Practice, practice and learn C++ in depth, like its mechanism and how to optimize the code. It will be very helpful.


----------



## Harsh Pranami (Jul 8, 2013)

harshilsharma63 said:


> Practice, practice and learn C++ in depth, like its mechanism and how to optimize the code. It will be very helpful.



Are there any training institutes that provide crash course in c++?


----------



## harshilsharma63 (Jul 8, 2013)

There are many, but wouldn't teach detailed stuff. What thy'll teach and what you'll learn in 2nd year will be same. You can see various online tutorials.


----------



## Harsh Pranami (Jul 9, 2013)

What about other languages like python,java etc?? One of my friend is pursuing python through external coaching classes.


----------



## TheHumanBot (Jul 9, 2013)

Java > Python 
Java is more main stream then python.
python = linux programming.


----------



## deepakkrishnan (Jul 9, 2013)

Project Euler *www.projecteuler.net/‎.. nfff said ..
Try the problems here .. if you like computing or programming then this will be enough for the next 25-30 days.. 

Learn Algorithims and their working MIT OP 
This will really help you out.

If you have programmed or can build c++ or c programs then you don't need classes but few good books and some dedication thats all.

For C : The C programming Language.

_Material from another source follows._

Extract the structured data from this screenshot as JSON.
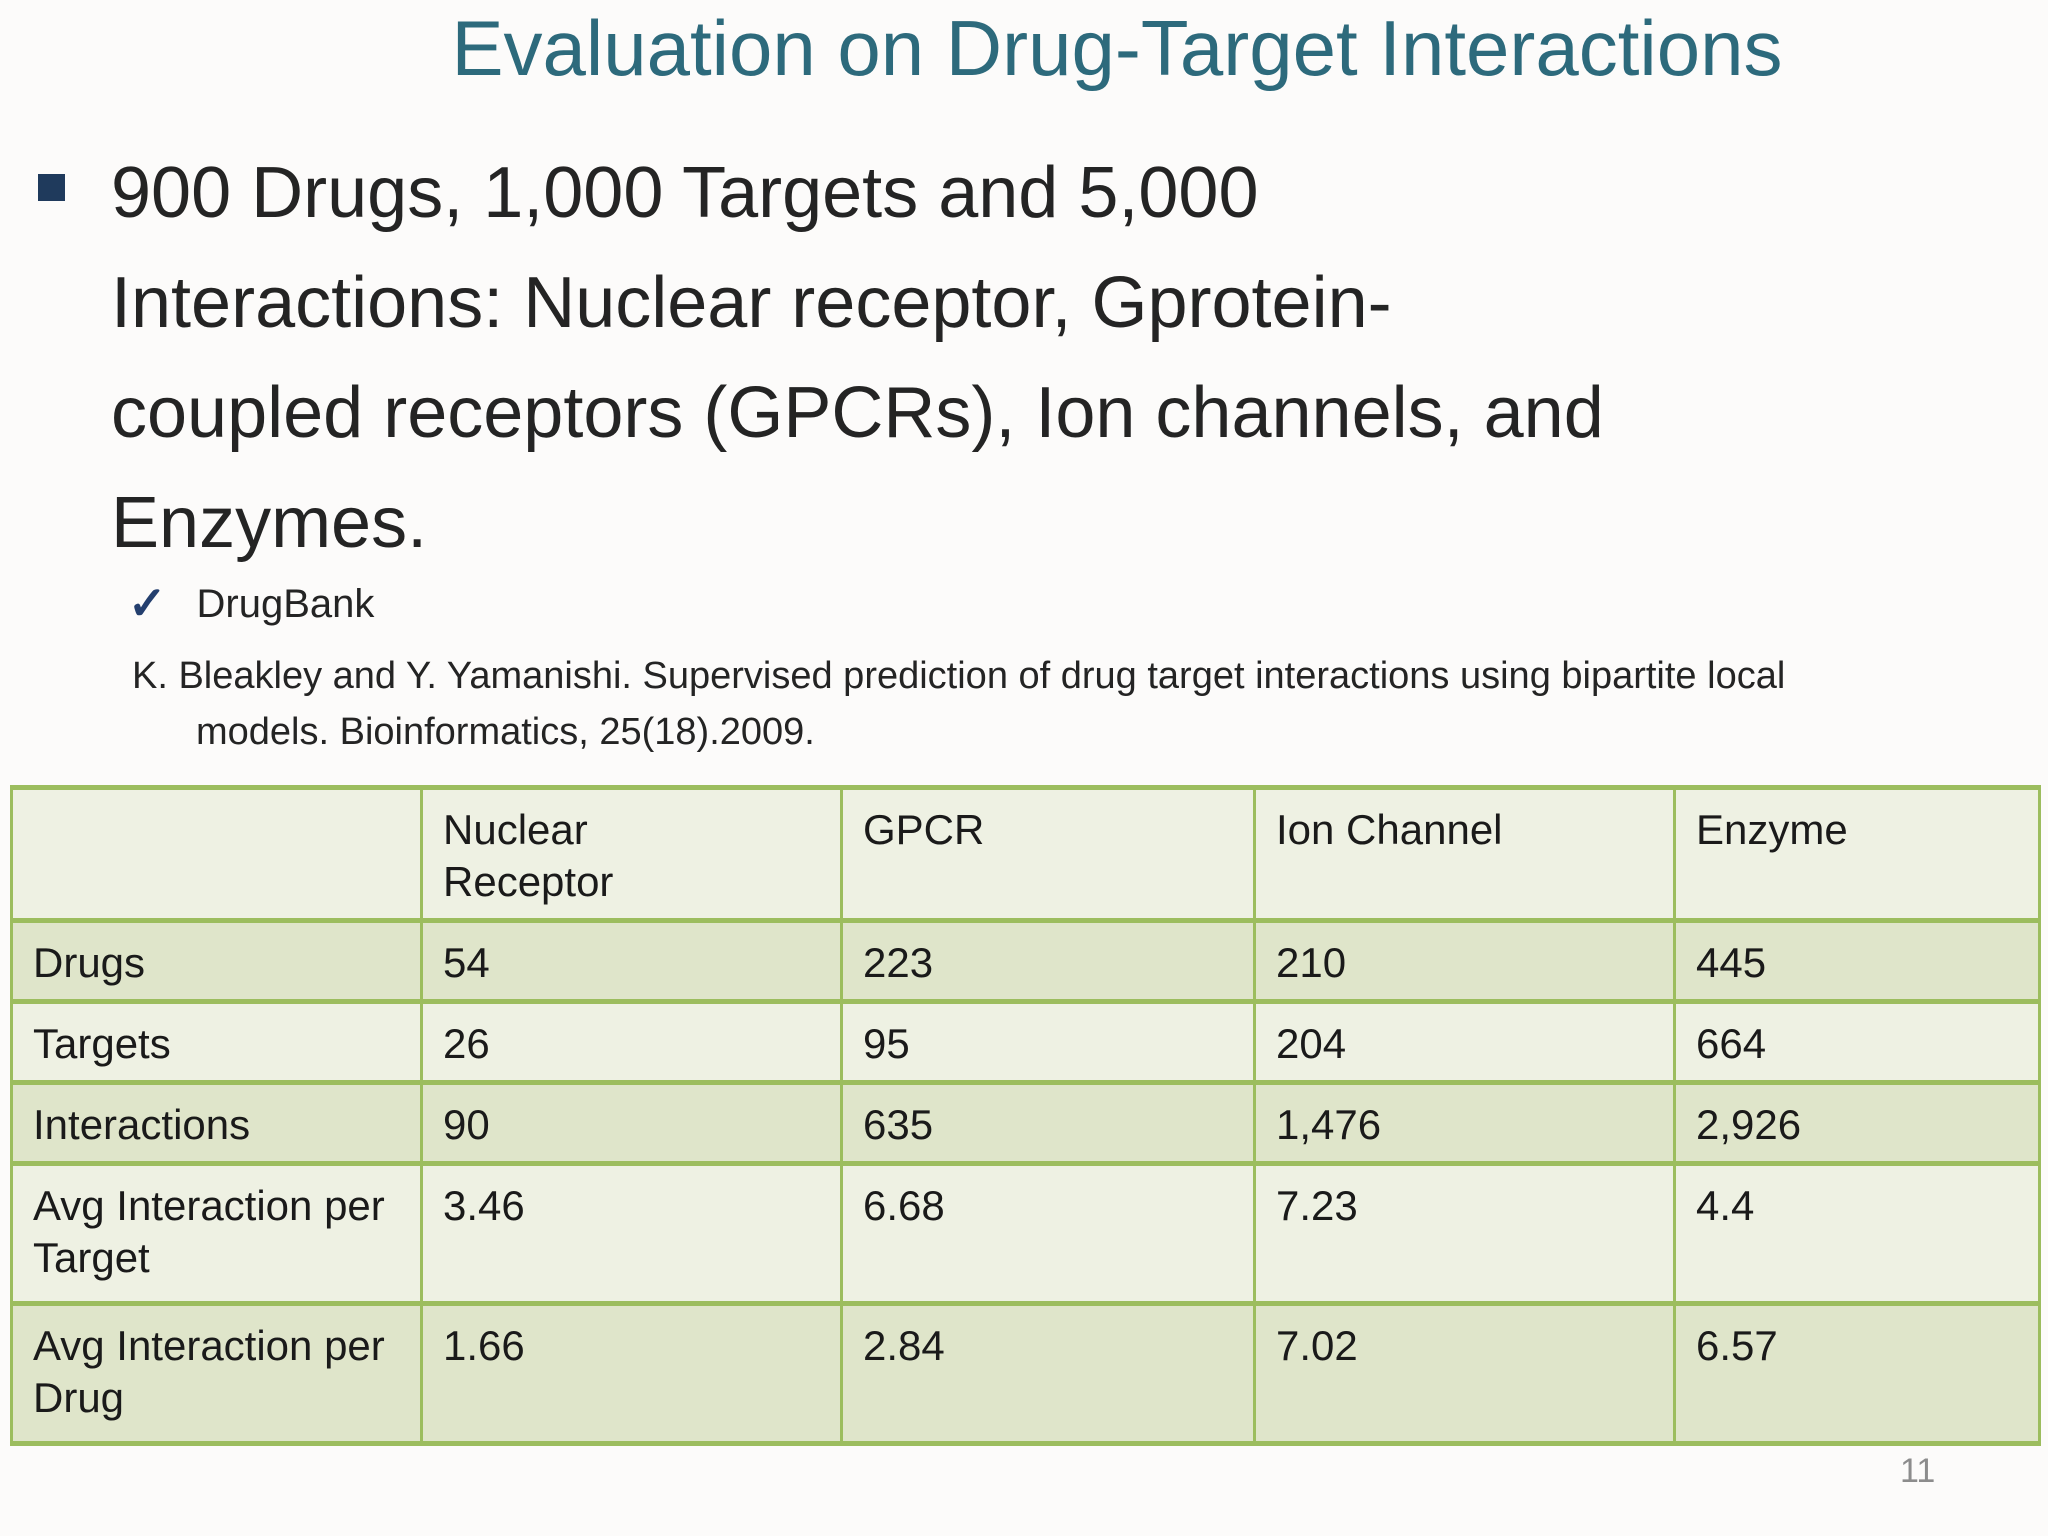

By Brian W. Kernighan and Dennis M. Ritchie.  ( Its a must buy )
The C Programming Language: Ansi C Version 2 Edition - Buy The C Programming Language: Ansi C Version 2 Edition by Kernighan, Brian W.|Author; Ritchie, Dennis M.|Author; Online at Best Prices in India - Flipkart.com

C++ you can try "C++ from the ground up"  Buy C++ from the Ground Up by Herbert Schildt, Schildt Herbert, Michael Mueller, C++ from the Ground Up Book Reviews, Buy Book Online- Infibeam.com


All the best.. But remember there are no shortcuts ... you'll have to sit and code and code away.


----------



## dashing.sujay (Jul 9, 2013)

^ +1...


----------